Nos testemunhos, as irmãs Naira e Liara afirmaram que foram convocadas às pressas para atuar na fiscalização. Mais: revelaram que um representante do próprio MEC telefonou à escola e, reforçando a orientação da Cesgranrio, pediu que uma funcionária do Christus, chamada Ana Maria, cuidasse do recrutamento. O trecho do inquérito que trata do assunto diz o seguinte, segundo relato de Naira: "Ana Maria justificou chamá-las de última hora em razão de acreditar que o MEC mandaria os fiscais para aplicar aqueles testes, contudo, segundo Ana Maria, a pessoa que contatou o colégio pediu para ela contratar os fiscais."

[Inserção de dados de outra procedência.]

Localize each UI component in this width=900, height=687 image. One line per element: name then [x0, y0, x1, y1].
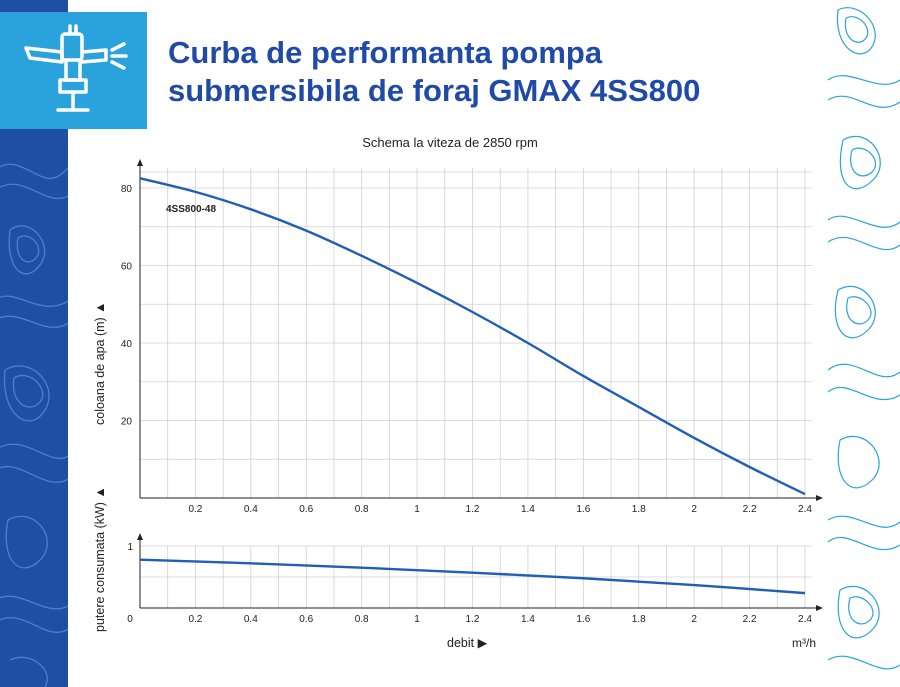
tick-labels: 0.2 0.4 0.6 0.8 1 1.2 1.4 1.6 1.8 2 2.2 2.420406080…	[121, 184, 813, 625]
x-tick-label: 0.6	[299, 504, 313, 515]
x-tick-label: 1.6	[576, 614, 590, 625]
x-tick-label: 1.8	[632, 614, 646, 625]
power-curve	[139, 558, 806, 595]
debit-unit-label: m³/h	[792, 636, 816, 650]
power-x-arrow	[816, 605, 823, 611]
y-tick-label: 1	[127, 542, 133, 553]
x-tick-label: 0.2	[188, 614, 202, 625]
topographic-pattern-right	[828, 7, 900, 670]
x-tick-label: 1.2	[466, 614, 480, 625]
topographic-pattern-left	[0, 163, 68, 687]
page-title: Curba de performanta pompa submersibila …	[168, 34, 808, 110]
x-tick-label: 0	[127, 614, 133, 625]
x-tick-label: 1.2	[466, 504, 480, 515]
sprinkler-icon	[24, 24, 128, 112]
power-y-arrow	[137, 533, 143, 540]
chart-axes	[137, 159, 823, 611]
right-decorative-band	[828, 0, 900, 687]
x-tick-label: 0.4	[244, 614, 258, 625]
x-tick-label: 2.4	[798, 614, 812, 625]
power-chart-grid	[140, 545, 812, 608]
y-tick-label: 40	[121, 339, 133, 350]
x-tick-label: 1	[414, 504, 420, 515]
chart-title: Schema la viteza de 2850 rpm	[362, 135, 538, 150]
logo-box	[0, 12, 147, 129]
x-tick-label: 1.6	[576, 504, 590, 515]
power-axis-label: putere consumata (kW) ▲	[93, 486, 107, 632]
x-tick-label: 0.8	[355, 504, 369, 515]
x-tick-label: 2.2	[743, 504, 757, 515]
x-tick-label: 0.2	[188, 504, 202, 515]
y-tick-label: 60	[121, 262, 133, 273]
title-line-1: Curba de performanta pompa	[168, 35, 603, 70]
title-line-2: submersibila de foraj GMAX 4SS800	[168, 73, 701, 108]
head-chart-grid	[140, 168, 812, 498]
x-tick-label: 1.4	[521, 504, 535, 515]
x-tick-label: 1	[414, 614, 420, 625]
x-tick-label: 0.6	[299, 614, 313, 625]
head-x-arrow	[816, 495, 823, 501]
head-curve-4ss800-48	[139, 177, 806, 496]
head-axis-label: coloana de apa (m) ▲	[93, 301, 107, 425]
x-tick-label: 0.8	[355, 614, 369, 625]
x-tick-label: 2.4	[798, 504, 812, 515]
y-tick-label: 20	[121, 417, 133, 428]
x-tick-label: 2	[691, 614, 697, 625]
x-tick-label: 2	[691, 504, 697, 515]
x-tick-label: 1.4	[521, 614, 535, 625]
series-label: 4SS800-48	[166, 204, 216, 215]
debit-axis-label: debit ▶	[447, 636, 488, 650]
x-tick-label: 1.8	[632, 504, 646, 515]
head-y-arrow	[137, 159, 143, 166]
x-tick-label: 2.2	[743, 614, 757, 625]
x-tick-label: 0.4	[244, 504, 258, 515]
chart-curves	[139, 177, 806, 595]
y-tick-label: 80	[121, 184, 133, 195]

Maria das Dores, do Christus, acrescentou ainda a seu depoimento que os fiscais prometidos pelo MEC não apareceram. "No dia em que a declarante recebeu as provas na empresa de segurança lhe foi informado que alguém da Cesgranrio iria passar na escola durante a aplicação da prova, fato que não veio a ocorrer." Localizado pela reportagem, o representante da Cesgranrio, Francisco Quetez, não quis comentar o assunto. À PF, contudo, ele confirmou a versão de que o MEC conduziu o pré-teste com amadorismo (na melhor das hipóteses). "O consórcio CESPE/CESGRANRIO confiou na boa fé dos chefes de locais de prova, assim como dos fiscais", disse em depoimento. É um caso em que excesso de boa fé e incompetência se confundem.

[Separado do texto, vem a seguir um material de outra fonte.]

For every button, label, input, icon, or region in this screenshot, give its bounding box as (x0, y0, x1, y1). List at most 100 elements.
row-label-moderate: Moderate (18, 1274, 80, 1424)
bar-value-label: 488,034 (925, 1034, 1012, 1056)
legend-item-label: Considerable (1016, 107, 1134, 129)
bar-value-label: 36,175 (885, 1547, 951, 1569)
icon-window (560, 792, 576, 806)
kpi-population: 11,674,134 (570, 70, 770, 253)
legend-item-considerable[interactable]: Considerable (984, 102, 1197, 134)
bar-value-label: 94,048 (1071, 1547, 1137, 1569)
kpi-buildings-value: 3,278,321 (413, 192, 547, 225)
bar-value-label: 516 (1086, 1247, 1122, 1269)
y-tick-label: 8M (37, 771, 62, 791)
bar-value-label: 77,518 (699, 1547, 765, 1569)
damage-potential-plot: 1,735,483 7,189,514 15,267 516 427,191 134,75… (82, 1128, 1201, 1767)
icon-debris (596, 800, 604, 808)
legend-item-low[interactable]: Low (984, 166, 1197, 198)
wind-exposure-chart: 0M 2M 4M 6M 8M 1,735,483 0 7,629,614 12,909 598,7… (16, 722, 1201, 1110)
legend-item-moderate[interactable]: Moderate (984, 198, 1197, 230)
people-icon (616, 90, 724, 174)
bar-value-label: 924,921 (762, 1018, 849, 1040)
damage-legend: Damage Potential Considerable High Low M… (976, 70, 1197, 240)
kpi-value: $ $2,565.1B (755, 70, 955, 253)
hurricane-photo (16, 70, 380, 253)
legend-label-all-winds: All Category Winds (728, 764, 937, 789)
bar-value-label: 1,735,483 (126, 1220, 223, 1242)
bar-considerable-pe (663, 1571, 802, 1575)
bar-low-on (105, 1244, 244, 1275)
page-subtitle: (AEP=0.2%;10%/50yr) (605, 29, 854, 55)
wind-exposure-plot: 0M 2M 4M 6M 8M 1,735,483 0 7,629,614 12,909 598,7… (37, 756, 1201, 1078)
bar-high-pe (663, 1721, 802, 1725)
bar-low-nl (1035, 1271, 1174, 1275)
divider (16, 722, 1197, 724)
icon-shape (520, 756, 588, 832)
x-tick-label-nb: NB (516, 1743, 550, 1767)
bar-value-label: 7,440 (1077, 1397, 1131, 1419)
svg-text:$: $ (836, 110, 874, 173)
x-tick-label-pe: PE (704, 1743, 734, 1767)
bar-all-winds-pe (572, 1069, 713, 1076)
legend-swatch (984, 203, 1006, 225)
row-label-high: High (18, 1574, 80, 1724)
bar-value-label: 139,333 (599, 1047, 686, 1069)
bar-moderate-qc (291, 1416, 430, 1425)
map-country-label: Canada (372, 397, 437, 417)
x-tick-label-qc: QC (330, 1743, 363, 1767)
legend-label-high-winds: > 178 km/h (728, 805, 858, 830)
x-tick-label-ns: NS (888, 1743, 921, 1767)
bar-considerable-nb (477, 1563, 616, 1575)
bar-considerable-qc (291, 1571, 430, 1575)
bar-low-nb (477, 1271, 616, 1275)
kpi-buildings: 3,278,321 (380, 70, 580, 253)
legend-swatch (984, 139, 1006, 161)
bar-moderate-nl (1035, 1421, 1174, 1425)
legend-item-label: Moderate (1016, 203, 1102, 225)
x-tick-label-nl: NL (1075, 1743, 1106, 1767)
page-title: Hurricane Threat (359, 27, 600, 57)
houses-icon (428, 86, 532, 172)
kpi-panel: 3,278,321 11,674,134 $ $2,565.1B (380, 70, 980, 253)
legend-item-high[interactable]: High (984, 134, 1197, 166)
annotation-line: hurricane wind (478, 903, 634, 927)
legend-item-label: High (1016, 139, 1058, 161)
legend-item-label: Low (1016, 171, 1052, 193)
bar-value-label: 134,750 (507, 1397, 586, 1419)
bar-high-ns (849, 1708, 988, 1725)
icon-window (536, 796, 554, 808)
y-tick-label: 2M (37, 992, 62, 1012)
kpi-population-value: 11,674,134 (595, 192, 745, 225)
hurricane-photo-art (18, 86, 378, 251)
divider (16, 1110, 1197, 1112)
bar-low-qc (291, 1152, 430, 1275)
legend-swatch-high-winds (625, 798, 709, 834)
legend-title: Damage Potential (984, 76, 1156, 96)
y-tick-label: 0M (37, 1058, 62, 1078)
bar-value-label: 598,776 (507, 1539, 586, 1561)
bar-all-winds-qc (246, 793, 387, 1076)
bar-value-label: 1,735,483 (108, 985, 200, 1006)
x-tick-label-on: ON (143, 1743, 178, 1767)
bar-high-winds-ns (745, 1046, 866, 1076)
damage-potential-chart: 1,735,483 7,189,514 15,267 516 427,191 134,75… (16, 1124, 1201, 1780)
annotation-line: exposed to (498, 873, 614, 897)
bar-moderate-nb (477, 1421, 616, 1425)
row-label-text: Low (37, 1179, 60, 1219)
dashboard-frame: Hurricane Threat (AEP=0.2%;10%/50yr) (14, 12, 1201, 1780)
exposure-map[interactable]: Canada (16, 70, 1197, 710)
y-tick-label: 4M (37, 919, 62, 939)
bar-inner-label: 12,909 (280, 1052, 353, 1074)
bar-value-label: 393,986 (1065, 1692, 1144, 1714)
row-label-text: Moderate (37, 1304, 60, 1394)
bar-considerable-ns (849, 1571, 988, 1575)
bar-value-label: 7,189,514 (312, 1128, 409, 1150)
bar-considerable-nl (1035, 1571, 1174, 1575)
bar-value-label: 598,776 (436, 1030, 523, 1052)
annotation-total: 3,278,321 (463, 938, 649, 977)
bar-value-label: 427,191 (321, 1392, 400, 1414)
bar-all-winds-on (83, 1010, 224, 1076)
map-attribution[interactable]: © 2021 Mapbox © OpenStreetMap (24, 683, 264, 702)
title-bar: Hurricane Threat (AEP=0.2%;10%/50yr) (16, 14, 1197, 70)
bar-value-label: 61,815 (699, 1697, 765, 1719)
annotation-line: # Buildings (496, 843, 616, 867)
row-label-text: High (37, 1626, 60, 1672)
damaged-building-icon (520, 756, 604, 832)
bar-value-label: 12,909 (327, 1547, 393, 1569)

Resta saber agora se se trata de um desastre isolado ou de uma catástrofe de grandes proporções. Segundo o próprio MEC, o pré-teste foi aplicado em 16 escolas de todo o Brasil em 2010. Como ter certeza de que a lamentável ausência de rigor, indicada em depoimentos à PF, não se repetiu em outros pontos do país?